|Barked: Thu Oct 4, '12 2:11pm PST |
|To change things around, she would have to be on a leash at all times and you would likely need a good, qualified behaviorist to help her work through/past her issues with other animals. This would take patience, time, and effort. She does sound like she would fair better in a single-pet home, with someone who has the time and patience to work with her on these problems. But they CAN be worked through. Many dogs will attack animals like sheep and it isn't uncommon. Dogster Asher can likely give you some ideas of who you can contact in your area in terms of good behaviorists that will work with you to help Sandy.
Ultimately, it's up to you on whether or not you will take her back into your home, and have the patience and time to put the effort into her. She would probably benefit better being with you than your mom at this point. Does it mean you might have to have her muzzled around your other dog? Probably. Does it mean you'll have to constantly be on top of her, to help her get better at handling and coping with situations that clearly make her uncomfortable? Yes.
I have lived in situations with dogs, where I had to do crate or room rotations to keep fights from happening while I diligently worked on getting them okay together. It's a long process, but it's one that you can do everyday, a few times a day, for really short periods of time. Find a treat she REALLY loves and reward her for calm, good behavior around your other dog. All rehabilitation starts in the home, and when she's good in the home, you move onto working on her outside too.

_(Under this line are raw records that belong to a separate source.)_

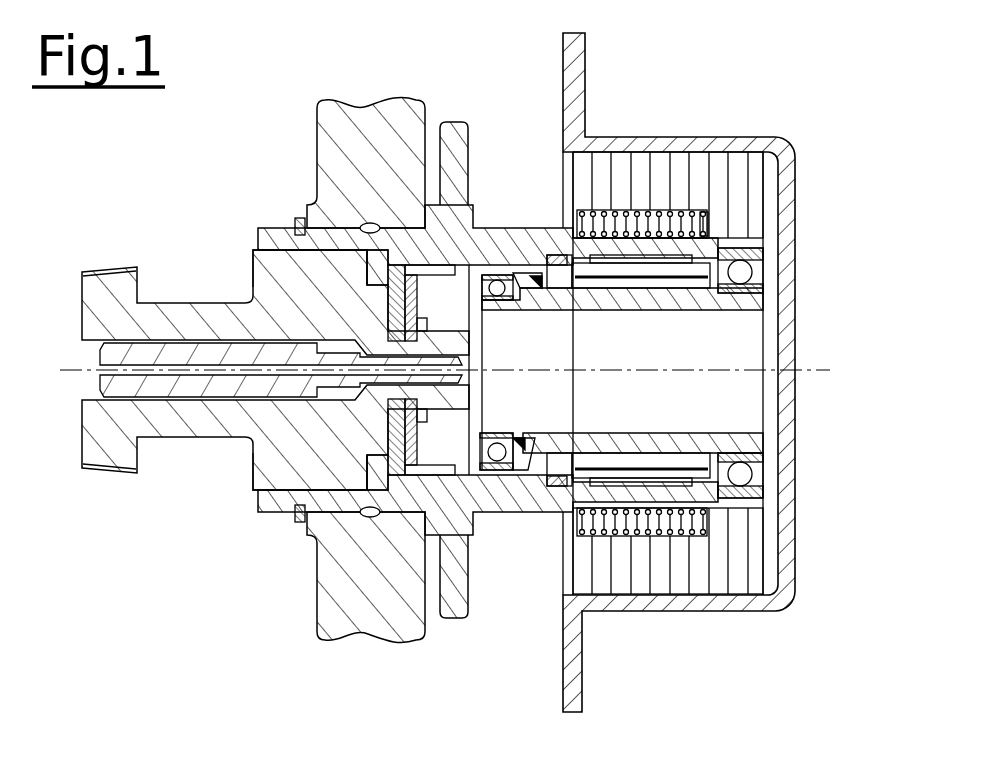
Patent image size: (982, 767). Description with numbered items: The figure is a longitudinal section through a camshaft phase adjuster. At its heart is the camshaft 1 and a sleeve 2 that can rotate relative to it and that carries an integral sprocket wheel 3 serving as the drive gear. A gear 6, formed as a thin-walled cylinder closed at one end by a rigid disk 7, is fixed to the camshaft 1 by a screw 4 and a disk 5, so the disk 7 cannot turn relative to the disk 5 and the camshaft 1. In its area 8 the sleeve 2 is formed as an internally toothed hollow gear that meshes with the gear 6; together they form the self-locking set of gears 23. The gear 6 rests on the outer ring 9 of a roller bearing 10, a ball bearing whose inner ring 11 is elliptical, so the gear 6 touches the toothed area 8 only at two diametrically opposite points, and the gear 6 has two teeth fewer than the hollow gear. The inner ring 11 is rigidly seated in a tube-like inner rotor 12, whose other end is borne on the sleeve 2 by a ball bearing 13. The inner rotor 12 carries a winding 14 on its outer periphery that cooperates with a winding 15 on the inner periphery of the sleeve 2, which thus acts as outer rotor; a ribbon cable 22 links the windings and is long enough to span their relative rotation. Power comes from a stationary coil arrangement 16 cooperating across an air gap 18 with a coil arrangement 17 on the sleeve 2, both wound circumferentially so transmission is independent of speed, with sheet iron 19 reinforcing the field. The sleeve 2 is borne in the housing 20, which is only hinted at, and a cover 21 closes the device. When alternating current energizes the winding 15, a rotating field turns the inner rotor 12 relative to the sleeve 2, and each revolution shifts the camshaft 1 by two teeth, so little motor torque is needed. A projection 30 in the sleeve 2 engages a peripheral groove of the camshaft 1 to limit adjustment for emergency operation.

The camshaft 1 is at (178, 422).
The sleeve 2 is at (453, 223).
The sprocket wheel 3 is at (458, 132).
The screw 4 is at (237, 382).
The disk 5 is at (345, 270).
The gear 6 is at (468, 292).
The rigid disk 7 is at (383, 473).
The internally toothed area 8 is at (495, 470).
The outer ring 9 is at (506, 273).
The roller bearing 10 is at (537, 432).
The inner ring 11 is at (495, 432).
The inner rotor 12 is at (702, 443).
The ball bearing 13 is at (762, 260).
The winding 14 is at (678, 283).
The winding 15 is at (665, 270).
The stationary coil arrangement 16 is at (613, 213).
The coil arrangement 17 is at (710, 237).
The air gap 18 is at (750, 223).
The sheet iron 19 is at (678, 575).
The housing 20 is at (363, 605).
The cover 21 is at (788, 522).
The ribbon cable 22 is at (557, 486).
The set of gears 23 is at (550, 308).
The projection 30 is at (366, 273).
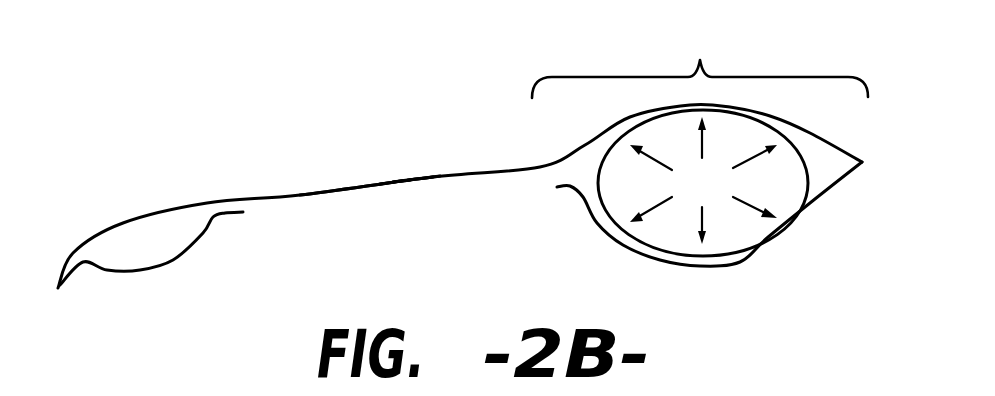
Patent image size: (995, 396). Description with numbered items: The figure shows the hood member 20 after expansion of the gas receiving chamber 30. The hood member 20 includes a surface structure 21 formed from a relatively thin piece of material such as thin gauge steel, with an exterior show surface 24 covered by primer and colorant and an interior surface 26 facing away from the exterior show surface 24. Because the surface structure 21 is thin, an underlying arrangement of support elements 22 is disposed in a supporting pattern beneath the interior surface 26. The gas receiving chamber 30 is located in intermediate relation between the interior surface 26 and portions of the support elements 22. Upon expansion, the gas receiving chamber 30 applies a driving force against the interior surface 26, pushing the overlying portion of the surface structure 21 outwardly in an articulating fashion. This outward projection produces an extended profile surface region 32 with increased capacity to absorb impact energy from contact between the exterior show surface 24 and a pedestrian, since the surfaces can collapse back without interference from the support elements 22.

If you aren't willing, or aren't able to work with her, yes, it may be best to have her put to sleep if nobody is willing to help you with her. I'm going to pawmail you a few emails to resources you can try to check out and see if you can get some help through them. Only you can make the decision with her, only you can decide what's best for her and what her quality of life will be like if you do or don't work with her. And it is perfectly okay to say you can't, if you can't. Not everyone can take on a dog with issues like Sandy's, but you did what you could for her, while you could and that says a lot in itself.
Please consider these resources before your mother puts her down, and if you're able to work with her - with the help of others, mind you - we're here for you. If you let your mother put her down, we're still here for you.